Given the millions spent on contraceptives, Bochatey asked:

How do they continue saying that there are between 370,000 to 500,000 abortions in Argentina? That would be more than 1,000 abortions each day or 50 per hour. No health system could sustain those numbers.

They say that many women die because of clandestine abortions. However, if there were so many women dying because of this, where are the bodies? They would have to bury them; a doctor would have to fill out the death certificate and relatives take them to the cemetery. Hasn't any family member ever said anything about this?

President Fernandez apparently felt compelled to address the bishop's remarks directly, saying: "The only commitments I have made are to the State and to all pregnant women, to their prospects of motherhood and [to] preserve the life and health of those who decide to interrupt pregnancy."

Irreconcilable: COVID 'Health' vs.
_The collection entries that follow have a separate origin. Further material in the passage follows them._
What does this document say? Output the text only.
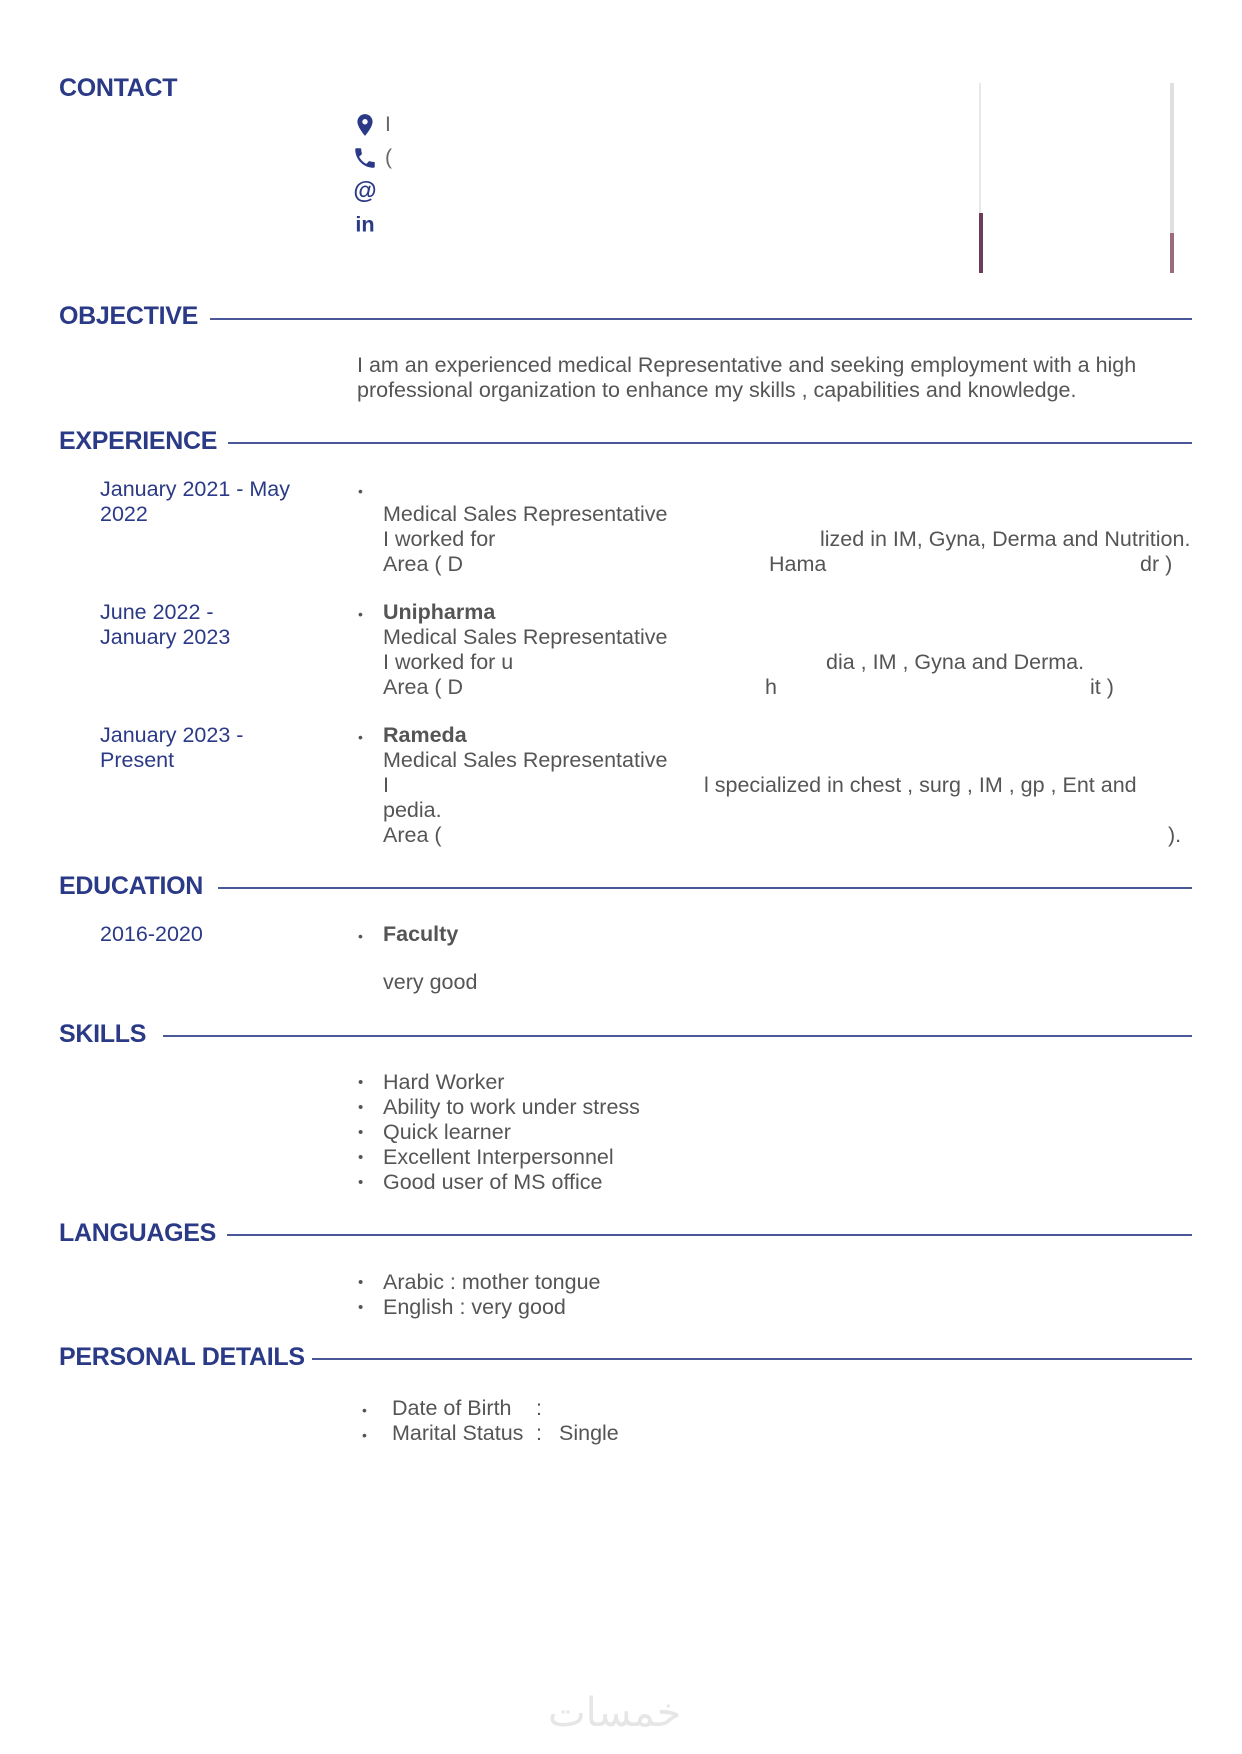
CONTACT
I
(
@
in
OBJECTIVE
I am an experienced medical Representative and seeking employment with a high
professional organization to enhance my skills , capabilities and knowledge.
EXPERIENCE
January 2021 - May
2022
•
Medical Sales Representative
I worked for	lized in IM, Gyna, Derma and Nutrition.
Area ( D	Hama	dr )
June 2022 -
January 2023
• Unipharma
Medical Sales Representative
I worked for u	dia , IM , Gyna and Derma.
Area ( D	h	it )
January 2023 -
Present
• Rameda
Medical Sales Representative
I	l specialized in chest , surg , IM , gp , Ent and
pedia.
Area (	).
EDUCATION
2016-2020	• Faculty
very good
SKILLS
• Hard Worker
• Ability to work under stress
• Quick learner
• Excellent Interpersonnel
• Good user of MS office
LANGUAGES
• Arabic : mother tongue
• English : very good
PERSONAL DETAILS
• Date of Birth :
• Marital Status : Single
خمسات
Abortion Measures

Faro Films, an Argentine video production crew, has produced videos that criticize the Argentine president for saying in reference to COVID-19 restrictions, "If an economy falls, we can make it rise up again. But a life is lost, we will never recover it," while advancing on his abortion and LGBTQ agenda.

Contacted by Church Militant, Argentine pro-life campaigner Marcela Errecalde warned that the law currently proposed is "worse than ever."
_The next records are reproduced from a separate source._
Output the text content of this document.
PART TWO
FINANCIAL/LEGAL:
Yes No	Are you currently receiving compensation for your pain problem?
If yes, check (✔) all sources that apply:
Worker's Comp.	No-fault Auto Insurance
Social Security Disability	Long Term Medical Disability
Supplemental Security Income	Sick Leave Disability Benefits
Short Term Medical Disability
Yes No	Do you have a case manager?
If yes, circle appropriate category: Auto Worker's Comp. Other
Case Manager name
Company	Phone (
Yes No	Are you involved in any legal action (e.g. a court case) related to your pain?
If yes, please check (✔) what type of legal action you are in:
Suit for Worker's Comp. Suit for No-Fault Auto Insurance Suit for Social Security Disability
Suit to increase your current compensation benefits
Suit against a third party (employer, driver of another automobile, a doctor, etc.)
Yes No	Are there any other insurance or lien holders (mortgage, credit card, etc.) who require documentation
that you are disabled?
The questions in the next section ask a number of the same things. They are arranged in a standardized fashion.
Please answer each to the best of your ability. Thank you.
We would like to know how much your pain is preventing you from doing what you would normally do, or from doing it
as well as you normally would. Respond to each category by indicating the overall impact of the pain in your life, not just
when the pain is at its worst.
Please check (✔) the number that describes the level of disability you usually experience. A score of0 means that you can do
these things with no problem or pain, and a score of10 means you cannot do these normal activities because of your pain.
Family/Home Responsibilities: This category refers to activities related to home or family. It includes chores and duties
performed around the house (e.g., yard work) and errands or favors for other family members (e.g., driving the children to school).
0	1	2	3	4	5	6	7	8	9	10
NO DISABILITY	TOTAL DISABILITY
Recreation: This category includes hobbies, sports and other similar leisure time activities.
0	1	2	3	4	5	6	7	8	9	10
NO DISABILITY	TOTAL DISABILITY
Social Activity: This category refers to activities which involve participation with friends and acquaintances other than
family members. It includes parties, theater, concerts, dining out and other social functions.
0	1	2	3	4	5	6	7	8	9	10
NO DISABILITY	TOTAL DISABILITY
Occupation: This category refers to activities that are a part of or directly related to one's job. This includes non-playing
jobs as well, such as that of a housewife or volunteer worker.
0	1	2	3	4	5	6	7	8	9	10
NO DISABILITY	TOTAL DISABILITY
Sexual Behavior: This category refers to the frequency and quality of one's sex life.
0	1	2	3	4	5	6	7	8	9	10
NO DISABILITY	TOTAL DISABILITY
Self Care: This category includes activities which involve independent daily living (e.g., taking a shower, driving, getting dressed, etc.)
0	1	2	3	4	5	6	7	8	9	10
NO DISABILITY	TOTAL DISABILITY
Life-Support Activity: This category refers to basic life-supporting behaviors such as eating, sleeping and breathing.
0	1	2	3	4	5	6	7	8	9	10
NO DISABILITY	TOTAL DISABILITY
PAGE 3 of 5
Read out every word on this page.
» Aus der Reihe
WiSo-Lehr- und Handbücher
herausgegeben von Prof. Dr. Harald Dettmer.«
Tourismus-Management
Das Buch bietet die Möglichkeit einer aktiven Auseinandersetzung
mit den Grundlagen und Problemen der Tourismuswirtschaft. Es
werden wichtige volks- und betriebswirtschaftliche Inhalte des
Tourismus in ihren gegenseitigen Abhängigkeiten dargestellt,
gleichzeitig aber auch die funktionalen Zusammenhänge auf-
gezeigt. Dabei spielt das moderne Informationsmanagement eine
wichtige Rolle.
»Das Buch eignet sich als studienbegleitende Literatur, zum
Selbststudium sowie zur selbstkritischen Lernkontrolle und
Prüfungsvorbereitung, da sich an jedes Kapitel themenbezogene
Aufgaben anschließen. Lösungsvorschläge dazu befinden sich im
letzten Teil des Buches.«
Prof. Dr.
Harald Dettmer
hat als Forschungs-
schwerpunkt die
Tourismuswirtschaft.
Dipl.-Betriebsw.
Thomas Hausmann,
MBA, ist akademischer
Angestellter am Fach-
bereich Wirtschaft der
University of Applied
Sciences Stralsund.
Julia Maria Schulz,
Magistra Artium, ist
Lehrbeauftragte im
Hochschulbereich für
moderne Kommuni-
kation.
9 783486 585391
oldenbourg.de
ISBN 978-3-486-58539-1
"It is an example of his cynicism," she told Church Militant in reference to Fernández, "because while he has imposed the strictest health measures in Argentina's history, he is going ahead with his campaign promise to take human life."

Protests Resume

On Nov. 28, thousands of pro-life activists are expected to gather at the iconic Obelisk in central Buenos Aires to march on Congress to demand that human life in the womb be guaranteed. As part of the continent-wide pro-life Ola Celeste (Blue Wave), thousands more are expected to march on Argentine embassies in North and South America.

In June 2018, a similar abortion law was narrowly defeated in Argentina's Senate after it was approved in the Chamber of Deputies. Argentines came out in their thousands, for and against the measure, following multitudinous marches by pro-abortion feminists and pro-life activists. Under the slogan "Yes, to both lives!" pro-life campaigners marched in the thousands with little incident.
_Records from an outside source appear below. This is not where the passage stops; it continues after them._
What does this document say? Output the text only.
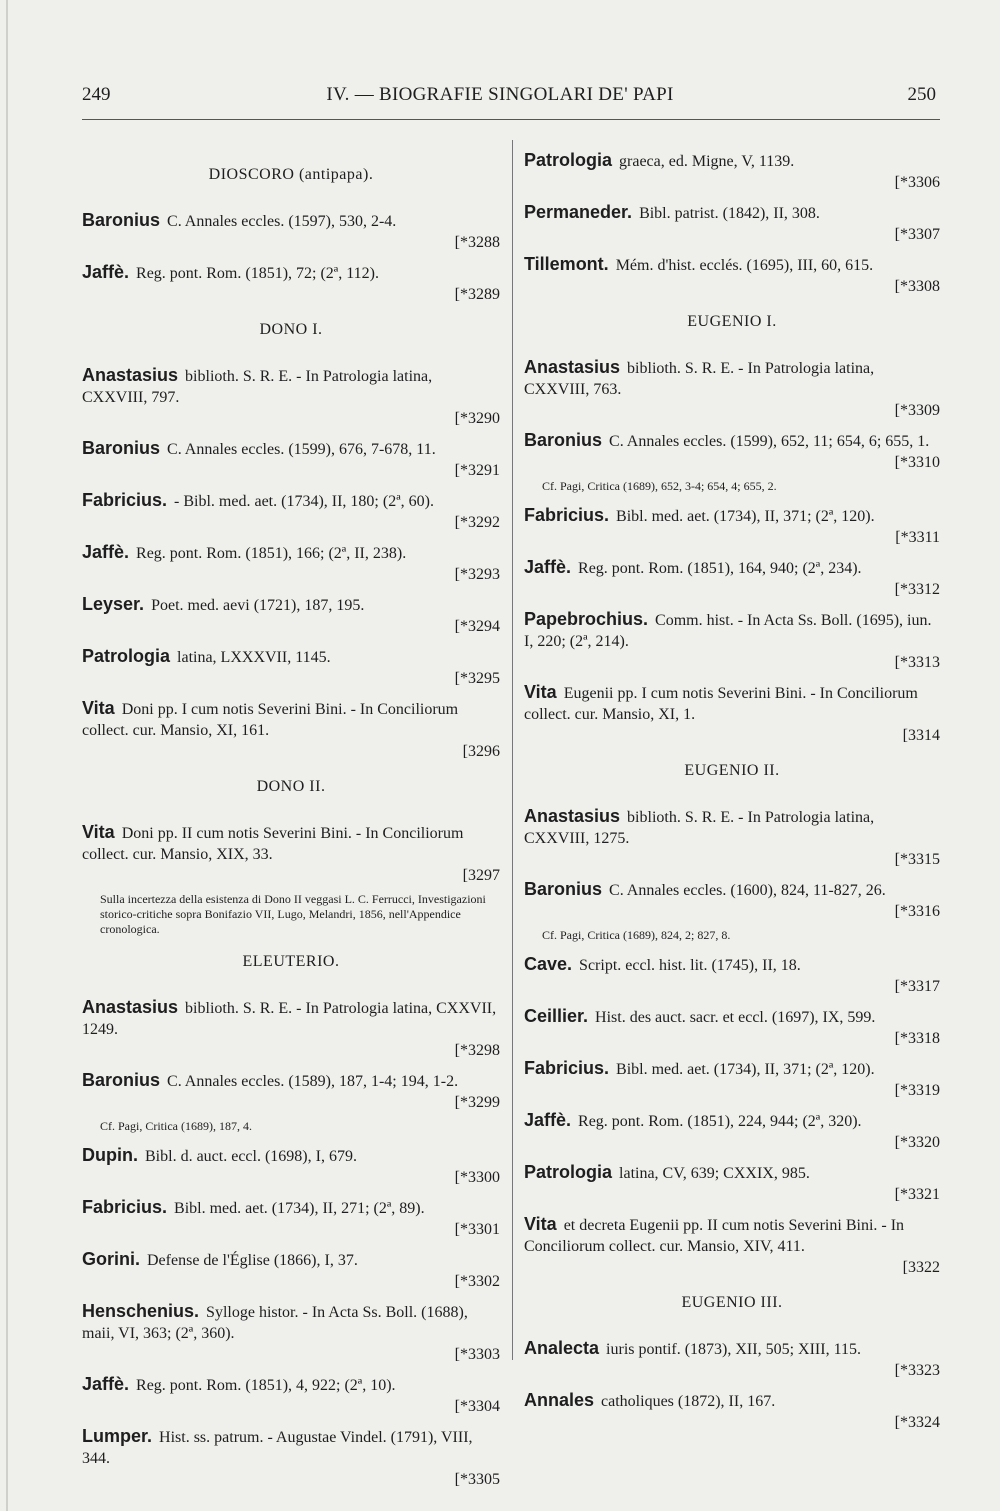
249	IV. — BIOGRAFIE SINGOLARI DE' PAPI	250
DIOSCORO (antipapa).
Baronius C. Annales eccles. (1597), 530, 2-4.
[*3288
Jaffè. Reg. pont. Rom. (1851), 72; (2ª, 112).
[*3289
DONO I.
Anastasius biblioth. S. R. E. - In Patrologia latina, CXXVIII, 797.
[*3290
Baronius C. Annales eccles. (1599), 676, 7-678, 11.
[*3291
Fabricius. - Bibl. med. aet. (1734), II, 180; (2ª, 60).
[*3292
Jaffè. Reg. pont. Rom. (1851), 166; (2ª, II, 238).
[*3293
Leyser. Poet. med. aevi (1721), 187, 195.
[*3294
Patrologia latina, LXXXVII, 1145.
[*3295
Vita Doni pp. I cum notis Severini Bini. - In Conciliorum collect. cur. Mansio, XI, 161.
[3296
DONO II.
Vita Doni pp. II cum notis Severini Bini. - In Conciliorum collect. cur. Mansio, XIX, 33.
[3297
Sulla incertezza della esistenza di Dono II veggasi L. C. Ferrucci, Investigazioni storico-critiche sopra Bonifazio VII, Lugo, Melandri, 1856, nell'Appendice cronologica.
ELEUTERIO.
Anastasius biblioth. S. R. E. - In Patrologia latina, CXXVII, 1249.
[*3298
Baronius C. Annales eccles. (1589), 187, 1-4; 194, 1-2.
[*3299
Cf. Pagi, Critica (1689), 187, 4.
Dupin. Bibl. d. auct. eccl. (1698), I, 679.
[*3300
Fabricius. Bibl. med. aet. (1734), II, 271; (2ª, 89).
[*3301
Gorini. Defense de l'Église (1866), I, 37.
[*3302
Henschenius. Sylloge histor. - In Acta Ss. Boll. (1688), maii, VI, 363; (2ª, 360).
[*3303
Jaffè. Reg. pont. Rom. (1851), 4, 922; (2ª, 10).
[*3304
Lumper. Hist. ss. patrum. - Augustae Vindel. (1791), VIII, 344.
[*3305
Patrologia graeca, ed. Migne, V, 1139.
[*3306
Permaneder. Bibl. patrist. (1842), II, 308.
[*3307
Tillemont. Mém. d'hist. ecclés. (1695), III, 60, 615.
[*3308
EUGENIO I.
Anastasius biblioth. S. R. E. - In Patrologia latina, CXXVIII, 763.
[*3309
Baronius C. Annales eccles. (1599), 652, 11; 654, 6; 655, 1.
[*3310
Cf. Pagi, Critica (1689), 652, 3-4; 654, 4; 655, 2.
Fabricius. Bibl. med. aet. (1734), II, 371; (2ª, 120).
[*3311
Jaffè. Reg. pont. Rom. (1851), 164, 940; (2ª, 234).
[*3312
Papebrochius. Comm. hist. - In Acta Ss. Boll. (1695), iun. I, 220; (2ª, 214).
[*3313
Vita Eugenii pp. I cum notis Severini Bini. - In Conciliorum collect. cur. Mansio, XI, 1.
[3314
EUGENIO II.
Anastasius biblioth. S. R. E. - In Patrologia latina, CXXVIII, 1275.
[*3315
Baronius C. Annales eccles. (1600), 824, 11-827, 26.
[*3316
Cf. Pagi, Critica (1689), 824, 2; 827, 8.
Cave. Script. eccl. hist. lit. (1745), II, 18.
[*3317
Ceillier. Hist. des auct. sacr. et eccl. (1697), IX, 599.
[*3318
Fabricius. Bibl. med. aet. (1734), II, 371; (2ª, 120).
[*3319
Jaffè. Reg. pont. Rom. (1851), 224, 944; (2ª, 320).
[*3320
Patrologia latina, CV, 639; CXXIX, 985.
[*3321
Vita et decreta Eugenii pp. II cum notis Severini Bini. - In Conciliorum collect. cur. Mansio, XIV, 411.
[3322
EUGENIO III.
Analecta iuris pontif. (1873), XII, 505; XIII, 115.
[*3323
Annales catholiques (1872), II, 167.
[*3324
Thousands of pro-life activists are expected to ... march on Congress to demand that human life in the womb be guaranteed.

A riot broke out outside Congress, however, on the day the bill failed to pass. Wearing their iconic green neckerchiefs, the mostly young rioters threw rocks while shouting "Smash everything!" and directed their ire at the Catholic Church and pro-life politicians. In the month following, leftist students shut down high schools and universities throughout the country to demand passage of the law.

Since 2018 the Ola Celeste (Blue Wave) movement has united Latin American pro-lifers going to the streets to oppose abortion as well as euthanasia.

Diminishing Human Rights

Eloquent pro-life speaker Mariana Rodríguez Varela told Church Militant the 2018 debate on abortion turned back the proposed elimination of protections for unborn human life, and "recognized the unborn as human beings ... What they are trying to do now is find excuses to take human life any way."

Pro-life ads on Facebook say "no to the genocide of abortion"

She said that pro-abortion businesses and organizations such as Human Rights Watch and Amnesty International have been very notable in diminishing the human rights of the unborn.

"The Argentine people are going to unleash a great battle on the streets this Nov. 28 so that the whole world can see that the bright torch of life and truth is still aflame in Argentina. And it is clearly within the womb of every woman who carries a child within her," Rodríguez Varela said.

Argentina's Catholic bishops recently released a statement saying that, given the current public health situation, "any attempt to offer and discuss a law of these characteristics is untenable and inappropriate."

The Argentine Christian Alliance of Evangelical Churches warned in a statement that congressional debate "will provoke demonstrations" from defenders and detractors. It added, "This is not the time to discuss abortion; we are in the middle of a pandemic."